Firstly, as an approximation, we can assume that only gases and species in aqueous solution are input into the equilibrium constant expression.
Since $\ce{Cl_2}$ is the only species in the reaction that qualifies (as it's in gaseous state), $K_p$ will be:
$$K_p=\frac{1}{P_{\ce{Cl_2}}^6}$$
Because no change in temperature is taking place, $K_p$ is a constant, which means $P_{\ce{Cl_2}}$ is also a constant since:
$$P_{\ce{Cl_2}}=\left(\frac{1}{K_p}\right)^{1/6}$$
Now, since $\ce{Cl_2}$ is the only gas, the total equilibrium pressure $P$ will only depend on $P_{\ce{Cl_2}}$:
$$P=P_{\ce{Cl_2}}$$
This means that no matter how much phosphorus we add, the total equilibrium pressure will not change, since $P$ does not depend on phosphorus.

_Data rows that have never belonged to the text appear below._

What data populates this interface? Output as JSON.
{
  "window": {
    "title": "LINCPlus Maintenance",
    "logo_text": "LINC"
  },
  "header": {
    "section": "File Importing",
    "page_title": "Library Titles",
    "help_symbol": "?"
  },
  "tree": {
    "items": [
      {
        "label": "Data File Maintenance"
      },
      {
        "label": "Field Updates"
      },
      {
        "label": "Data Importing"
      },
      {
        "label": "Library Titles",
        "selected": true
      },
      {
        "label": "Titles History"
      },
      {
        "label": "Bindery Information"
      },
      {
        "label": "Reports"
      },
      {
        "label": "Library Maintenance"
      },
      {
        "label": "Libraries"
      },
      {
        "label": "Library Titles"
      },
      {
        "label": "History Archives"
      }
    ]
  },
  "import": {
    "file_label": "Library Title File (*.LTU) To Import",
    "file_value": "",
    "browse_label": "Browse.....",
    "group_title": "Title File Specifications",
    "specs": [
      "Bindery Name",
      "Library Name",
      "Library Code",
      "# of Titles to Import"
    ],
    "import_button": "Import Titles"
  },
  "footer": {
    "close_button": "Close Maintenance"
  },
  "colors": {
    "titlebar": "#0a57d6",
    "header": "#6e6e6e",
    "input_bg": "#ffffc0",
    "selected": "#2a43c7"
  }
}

Let $P_1=$ total equilibrium pressure before adding more phosphorus.
Let $P_2=$ total equilibrium pressure after adding more phosphorus.
$$\Delta P=P_2-P_1=0$$
When we say "equilibrium shifts", (at constant temperature) what we mean is that $K_p$ remains constant, but $K_x$ does not. $K_x$ is the equilibrium expression in terms of molar fractions.
$K_x$ is a "false" or "fake" equilibrium constant in the sense that, while it has an analogous expression with respect to $K_p$, it is not actually always a constant (even when temperature is not changed).
This is due to the fact that $K_x$ changes at the expense of $K_p$ in order for the latter to remain constant, and the relationship between them is:
$$K_p=K_x\times P^{\Delta n}$$
In this case, if we can show that $K_x$ does not change after adding phosphorus, then there is no shift in equilibrium taking place.
Let:
$K_{x1}$ represent $K_x$ before phosphorus is added.
$K_{x2}$ represent $K_x$ after phosphorus is added.
$$K_p=K_{x1}\times P_1^{\Delta n}=K_{x2}\times P_2^{\Delta n}$$
Rearranging:
$$\frac{K_{x2}}{K_{x1}}=\left(\frac{P_1}{P_2}\right)^{\Delta n}$$
$$K_{x2}=K_{x1}\left(\frac{P_1}{P_2}\right)^{\Delta n}$$
Here we can observe that $K_{x2}$ = $K_{x1}$ when at least one of two things happens:
(1) $\Delta n=0$
(2) $P_2 = P_1$
In our case:
(1) is false since $\Delta n=-6$
but...
(2) is true because earlier we said $\Delta P=0$, so $P_2=P_1$
In conclusion, $\Delta K_x=0$, which means there is no shift in equilibrium for this reaction after adding more phosphorus.